November 17, 2020 04:00 PM PT
Community adoption of Kubernetes (instead of YARN) as a scheduler for Apache Spark has been accelerating since the major improvements from Spark 3.0 release. Companies choose to run Spark on Kubernetes to use a single cloud-agnostic technology across their entire stack, and to benefit from improved isolation and resource sharing for concurrent workloads. In this talk, the founders of Data Mechanics, a serverless Spark platform powered by Kubernetes, will show how to easily get started with Spark on Kubernetes.
We will go through an end-to-end example of building, deploying and maintaining an end-to-end data pipeline. This will be a code-heavy session with many tips to help beginners and intermediate Spark developers be successful with Spark on Kubernetes, and live demos running on the Data Mechanics platform.
- Setting up your environment (data access, node pools)
- Sizing your applications (pod sizes, dynamic allocation)
- Boosting your performance through critical disk and I/O optimizations
- Monitoring your application logs and metrics for debugging and reporting
Speakers: Jean-Yves Stephan and Julien Dumazert
June 23, 2020 05:00 PM PT
Since initial support was added in Apache Spark 2.3, running Spark on Kubernetes has been growing in popularity. Reasons include the improved isolation and resource sharing of concurrent Spark applications on Kubernetes, as well as the benefit to use an homogeneous and cloud native infrastructure for the entire tech stack of a company. But running Spark on Kubernetes in a stable, performant, cost-efficient and secure manner also presents specific challenges.
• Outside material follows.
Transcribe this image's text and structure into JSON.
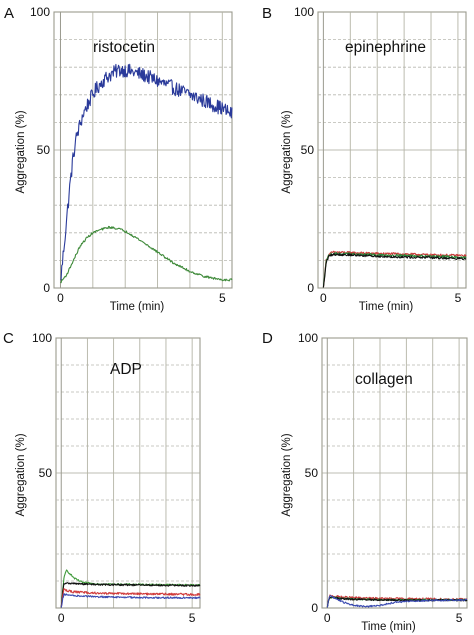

In this talk, JY and Julien will go over lessons learned while building Data Mechanics, a serverless Spark platform powered by Kubernetes.
October 15, 2019 05:00 PM PT
Spark has made writing big data pipelines much easier than before. But a lot of effort is required to maintain performant and stable data pipelines in production over time. Did I choose the right type of infrastructure for my application? Did I set the Spark configurations correctly? Can my application keep running smoothly as the volume of ingested data grows over time? How to make sure that my pipeline always finishes on time and meets its SLA?
These questions are not easy to answer even for a handful of jobs, and this maintenance work can become a real burden as you scale to dozens, hundreds, or thousands of jobs. This talk will review what we found to be the most useful piece of information and parameters to look at for manual tuning, and the different options available to engineers who want to automate this work, from open-source tools to managed services provided by the data platform or third parties like the Data Mechanics platform.